Parry çalışmalarının tam meyvesini göremeden vefat edince yarım kalan bu görevi asistanı Arthur Lord tamamladı. Mecidoviç gibi Karadağlı ve Boşnak birçok halk ozanıyla vakit geçiren Parry ve Lord, ilginç birçok meseleye şahit olmuş.

Günün birinde Mecidoviç ve Parry, başka bir halk ozanı Mümin Vlahovlyak’tan ‘Beçiragiç Meho’ destanını dinlemişler. Bu, Mecidoviç’in önceden hiç duymadığı bir destanmış ve iki bin dize kadarmış. Parry, Mecidoviç’e dönüp “Bu destanın aynısını söyleyebilir misin?” diye sormuş. Mecidoviç de böyle bir şey yapmak istemediğini, Mümin destanı söylemişken üstüne destanı yeniden söylemenin ayıp olacağını ifade etmiştir. Ne var ki Mecidoviç, ısrarlara boyun eğmiş ve nihayetinde aynı destanı, daha tafsilatlı bir şekilde söylemeye başlamış. Mecidoviç destanı tamamladığında ortaya altı bin dize kadarlık bir eser çıkmış. Aradan on beş sene sonra Lord, Mecidoviç’ten yeniden bu destanı dinlemek istediğinde ozan, aynı destanı üç bin beş yüz dizeyle anlatmış.

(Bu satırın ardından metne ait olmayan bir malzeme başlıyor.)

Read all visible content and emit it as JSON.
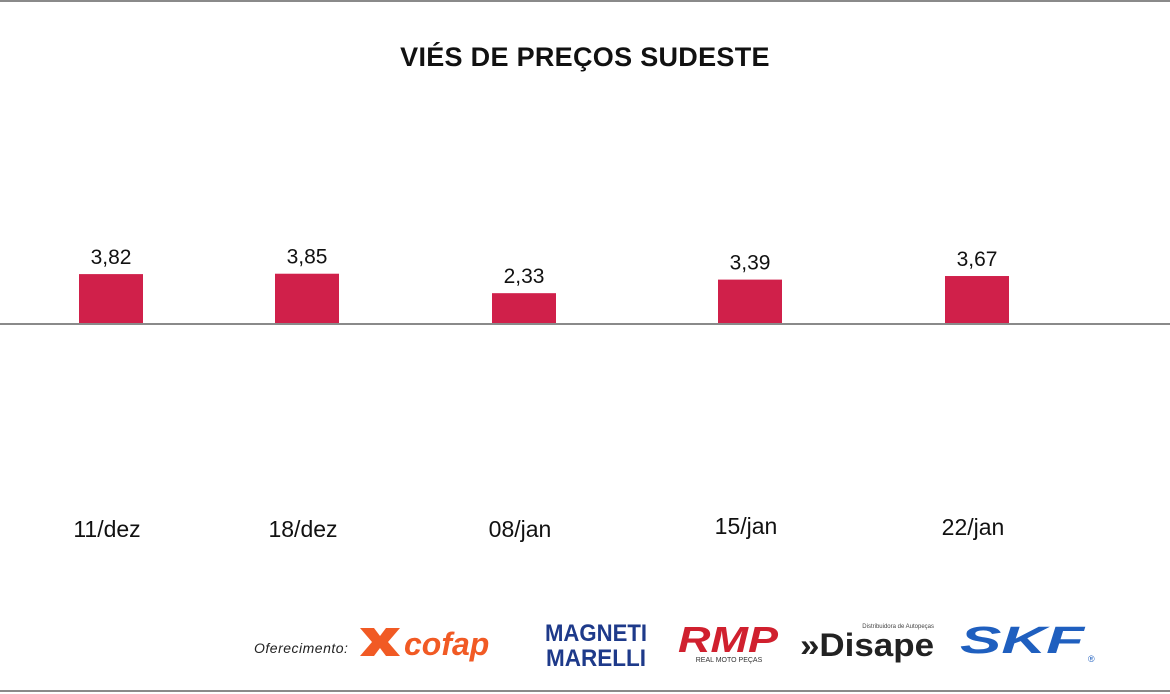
{
  "chart_data": {
    "type": "bar",
    "title": "VIÉS DE PREÇOS SUDESTE",
    "categories": [
      "11/dez",
      "18/dez",
      "08/jan",
      "15/jan",
      "22/jan"
    ],
    "values": [
      3.82,
      3.85,
      2.33,
      3.39,
      3.67
    ],
    "value_labels": [
      "3,82",
      "3,85",
      "2,33",
      "3,39",
      "3,67"
    ],
    "bar_color": "#d0204a",
    "grid": false,
    "legend": "none"
  },
  "sponsors": {
    "label": "Oferecimento:",
    "logos": [
      {
        "name": "cofap",
        "text": "cofap",
        "color": "#f15a24"
      },
      {
        "name": "magneti-marelli",
        "line1": "MAGNETI",
        "line2": "MARELLI",
        "color": "#1e3a8a"
      },
      {
        "name": "rmp",
        "text": "RMP",
        "subtitle": "REAL MOTO PEÇAS",
        "color": "#d0202e"
      },
      {
        "name": "disape",
        "text": "»Disape",
        "subtitle": "Distribuidora de Autopeças",
        "color": "#222222"
      },
      {
        "name": "skf",
        "text": "SKF",
        "mark": "®",
        "color": "#1f5fbf"
      }
    ]
  }
}
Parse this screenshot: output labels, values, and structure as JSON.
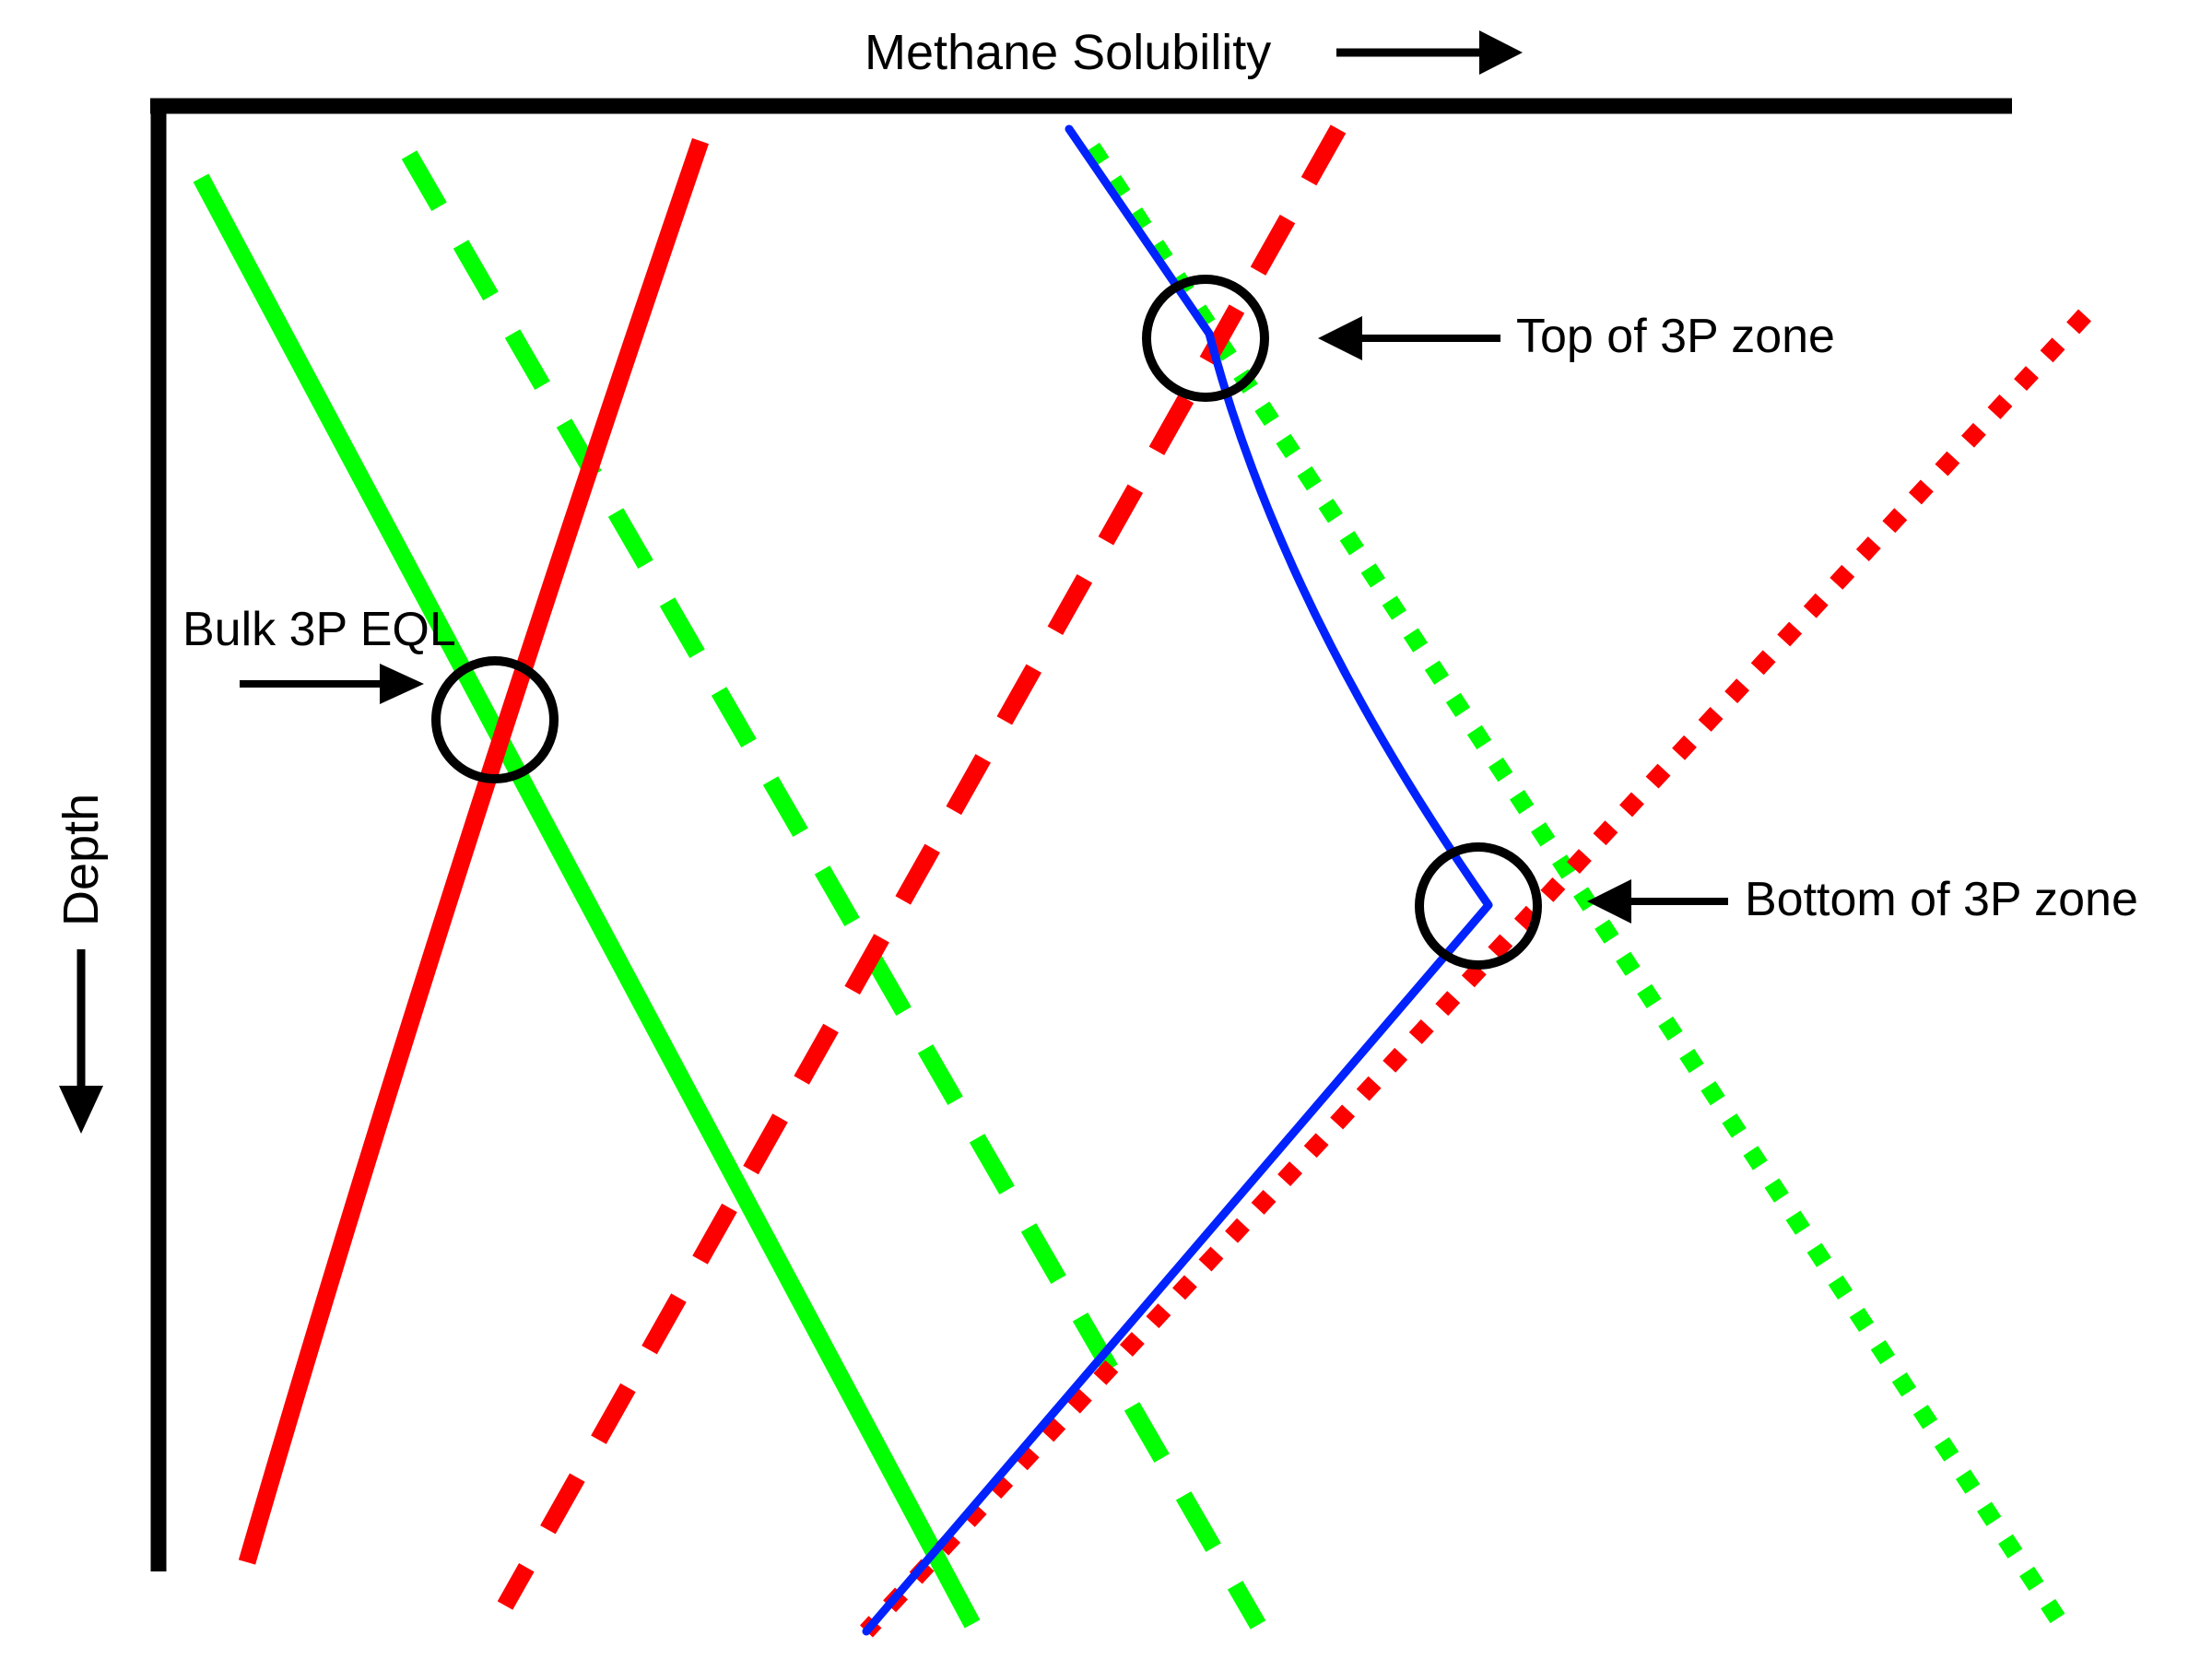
{
  "labels": {
    "x_axis": "Methane Solubility",
    "y_axis": "Depth",
    "bulk_eql": "Bulk 3P EQL",
    "top_zone": "Top of 3P zone",
    "bottom_zone": "Bottom of 3P zone"
  },
  "colors": {
    "axis": "#000000",
    "green": "#00ff00",
    "red": "#ff0000",
    "blue": "#0022ff",
    "marker": "#000000"
  }
}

Avdo Mecidoviç, tıpkı Homeros gibi kalıp ifadelerden faydalanarak destanlarını icra ediyordu. Yapılan tetkiklerde sırf karakterlerin değil, aynı zamanda muhtelif tasvir ve sözlerin de kalıplar vasıtasıyla destana tatbik edildiği saptanmış. Örneğin Mecidoviç, anlattığı destanda karlı bir orman manzarasına ihtiyaç duyduğunda bu tasviri içeren onlu hece veznine uygun bir kalıbı kullanıyordu. Bu kalıp, gerektiğinde her destanda kullanılabilirdi. Mecidoviç özelinde bu kalıplar daha detaylı bir yapıya da sahipti; zira kendisi, kişinin ata binmesi gibi attan inmesini bile anlatan detaylı ve ince tasvirli kalıplar kullanabiliyordu. Bu açıdan Avdo Mecidoviç, içinde bulunduğu ozanlar meclisinde de özel bir konuma sahipti.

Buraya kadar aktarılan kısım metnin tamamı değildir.